OK, I've had more time to look at this problem. It is not a NFS problem. NFS just uses the disks via the aic7xxx driver. It appears that kupdated and bdflush deadlock. I can recreate the scsi hang at any time by causing heavy I/O through this scsi controller. For example if I start more than one fsck to the disks on that controller one by one they will hang. For example I can start 8 fsck to the 8 disks (of 514 GB each) and see the system hang in a matter minutes. The fsck processes one by one hang as Kupdated and bdflush DW then SW. After a while all fsck and both kupdated and bdflush and sometimes one or more kjourneld hang. I have a ps oxw pid,command,whcannel captured but it is on the system and it is hung. I'm away from work right now. The system responds to pings but does not allow ssh into it. Usually you can loginto the system and do most everything that does not need this scsi adapter. I have noted that reducing the ammount of memory from 1.5GB to 512 MB appears to allow the fsck to run longer before hanging. I can fsck all 8 disks serially but that takes over 8 hours. Doing 2 at a time usually causes the hang in the first 30 to 40 minutes. More info tomorrow.

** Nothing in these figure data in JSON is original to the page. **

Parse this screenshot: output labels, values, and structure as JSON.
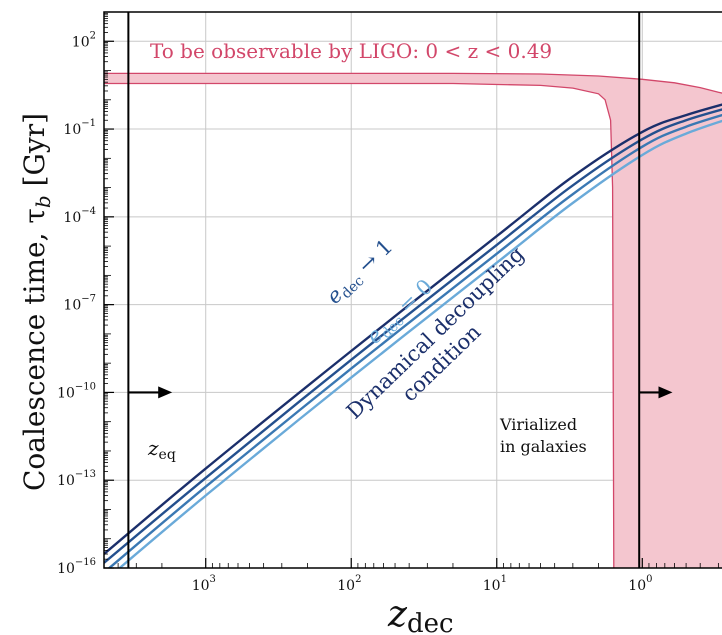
{
  "chart_data": {
    "type": "line",
    "title": "",
    "xlabel_main": "z",
    "xlabel_sub": "dec",
    "ylabel_main": "Coalescence time, τ",
    "ylabel_sub": "b",
    "ylabel_unit": " [Gyr]",
    "x_scale": "log (reversed)",
    "y_scale": "log",
    "xlim": [
      5000,
      0.2
    ],
    "ylim": [
      1e-16,
      1000.0
    ],
    "grid": true,
    "x_ticks": [
      {
        "value": 1000,
        "base": "10",
        "exp": "3"
      },
      {
        "value": 100,
        "base": "10",
        "exp": "2"
      },
      {
        "value": 10,
        "base": "10",
        "exp": "1"
      },
      {
        "value": 1,
        "base": "10",
        "exp": "0"
      }
    ],
    "y_ticks": [
      {
        "value": 100.0,
        "base": "10",
        "exp": "2"
      },
      {
        "value": 0.1,
        "base": "10",
        "exp": "−1"
      },
      {
        "value": 0.0001,
        "base": "10",
        "exp": "−4"
      },
      {
        "value": 1e-07,
        "base": "10",
        "exp": "−7"
      },
      {
        "value": 1e-10,
        "base": "10",
        "exp": "−10"
      },
      {
        "value": 1e-13,
        "base": "10",
        "exp": "−13"
      },
      {
        "value": 1e-16,
        "base": "10",
        "exp": "−16"
      }
    ],
    "series": [
      {
        "color": "#1b2f6b",
        "x": [
          5000,
          1000,
          100,
          10,
          3,
          1,
          0.5,
          0.2
        ],
        "y": [
          3e-16,
          2.5e-13,
          2.6e-09,
          2.2e-05,
          0.0024,
          0.08,
          0.3,
          1.1
        ]
      },
      {
        "color": "#24508e",
        "x": [
          5000,
          1000,
          100,
          10,
          3,
          1,
          0.5,
          0.2
        ],
        "y": [
          1.5e-16,
          1.2e-13,
          1.3e-09,
          1.1e-05,
          0.0012,
          0.045,
          0.2,
          0.75
        ]
      },
      {
        "color": "#3a78b3",
        "x": [
          5000,
          1000,
          100,
          10,
          3,
          1,
          0.5,
          0.2
        ],
        "y": [
          7e-17,
          6e-14,
          6.5e-10,
          5.5e-06,
          0.0006,
          0.025,
          0.12,
          0.5
        ]
      },
      {
        "color": "#6aaad9",
        "x": [
          5000,
          1000,
          100,
          10,
          3,
          1,
          0.5,
          0.2
        ],
        "y": [
          3.5e-17,
          3e-14,
          3.2e-10,
          2.7e-06,
          0.0003,
          0.013,
          0.07,
          0.33
        ]
      }
    ],
    "ligo_region": {
      "fill": "#f4c6cf",
      "stroke": "#d2476a",
      "upper": [
        [
          5000,
          8
        ],
        [
          20,
          8
        ],
        [
          5,
          7.6
        ],
        [
          2,
          6.5
        ],
        [
          1,
          5
        ],
        [
          0.6,
          3.8
        ],
        [
          0.4,
          2.6
        ],
        [
          0.3,
          1.8
        ],
        [
          0.2,
          1.2
        ]
      ],
      "lower": [
        [
          5000,
          3.6
        ],
        [
          20,
          3.6
        ],
        [
          5,
          3.1
        ],
        [
          3,
          2.5
        ],
        [
          2,
          1.6
        ],
        [
          1.8,
          1.0
        ],
        [
          1.65,
          0.2
        ],
        [
          1.6,
          0.001
        ],
        [
          1.57,
          1e-16
        ]
      ]
    },
    "vlines": [
      {
        "x": 3400,
        "label_main": "z",
        "label_sub": "eq"
      },
      {
        "x": 1.05,
        "label_line1": "Virialized",
        "label_line2": "in galaxies"
      }
    ],
    "arrows": [
      {
        "x_from": 3400,
        "x_to": 1700,
        "y": 1e-10
      },
      {
        "x_from": 1.05,
        "x_to": 0.62,
        "y": 1e-10
      }
    ],
    "annotations": {
      "ligo_label": "To be observable by LIGO: 0 < z < 0.49",
      "edec1_main": "e",
      "edec1_sub": "dec",
      "edec1_rel": " → 1",
      "edec0_main": "e",
      "edec0_sub": "dec",
      "edec0_rel": " = 0",
      "dyn_line1": "Dynamical decoupling",
      "dyn_line2": "condition"
    },
    "colors": {
      "ligo": "#d2476a",
      "ligo_fill": "#f4c6cf",
      "dark_blue": "#1b2f6b",
      "light_blue": "#6aaad9",
      "grid": "#c8c8c8"
    }
  }
}
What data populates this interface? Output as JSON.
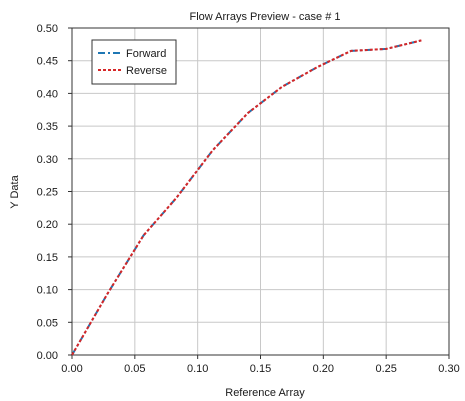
{
  "chart_data": {
    "type": "line",
    "title": "Flow Arrays Preview - case # 1",
    "xlabel": "Reference Array",
    "ylabel": "Y Data",
    "xlim": [
      0,
      0.3
    ],
    "ylim": [
      0,
      0.5
    ],
    "x_ticks": [
      "0.00",
      "0.05",
      "0.10",
      "0.15",
      "0.20",
      "0.25",
      "0.30"
    ],
    "y_ticks": [
      "0.00",
      "0.05",
      "0.10",
      "0.15",
      "0.20",
      "0.25",
      "0.30",
      "0.35",
      "0.40",
      "0.45",
      "0.50"
    ],
    "grid": true,
    "legend_position": "top-left",
    "series": [
      {
        "name": "Forward",
        "color": "#1f77b4",
        "dash": "dash-dot",
        "x": [
          0.0,
          0.028,
          0.057,
          0.083,
          0.112,
          0.14,
          0.167,
          0.195,
          0.222,
          0.25,
          0.278
        ],
        "y": [
          0.0,
          0.093,
          0.183,
          0.24,
          0.313,
          0.37,
          0.41,
          0.44,
          0.465,
          0.468,
          0.481
        ]
      },
      {
        "name": "Reverse",
        "color": "#d62728",
        "dash": "dotted",
        "x": [
          0.0,
          0.028,
          0.057,
          0.083,
          0.112,
          0.14,
          0.167,
          0.195,
          0.222,
          0.25,
          0.278
        ],
        "y": [
          0.0,
          0.093,
          0.183,
          0.24,
          0.313,
          0.37,
          0.41,
          0.44,
          0.465,
          0.468,
          0.481
        ]
      }
    ]
  }
}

After replacing the external raid controller I dod not see any change in status. The system still hung. I tried getting the 6.2.28 aic7xxx driver but it does not load with 2.4.18-19.8.0* Thinking the 6.2.8 driver is bad I dropped back to 2.4.18-14 kernel and the 6.2.28 aic7xxx driver loaded. So the 2.4.18-14* kernel and 6.2.28 aic7xxx driver allowed all 8 fsck to operate in parallel without a hang. Problem solved? Well yes. BUT... But, write rated to the external raid are very strange. Eight array are defigned. scsi id 2 lun 0 through lun 7 When writing a 1.1 GB file I get most writes completion in 30 sec to a minute but for 2 of the "disks" the time is 7 and 13 minutes respectivly. And it appears to change over time. Any thoughts? Thanks ,Ethan
Thanks for the bug report. However, Red Hat no longer maintains this version of the product. Please upgrade to the latest version and open a new bug if the problem persists. The Fedora Legacy project (http://fedoralegacy.org/) maintains some older releases, and if you believe this bug is interesting to them, please report the problem in the bug tracker at: http://bugzilla.fedora.us/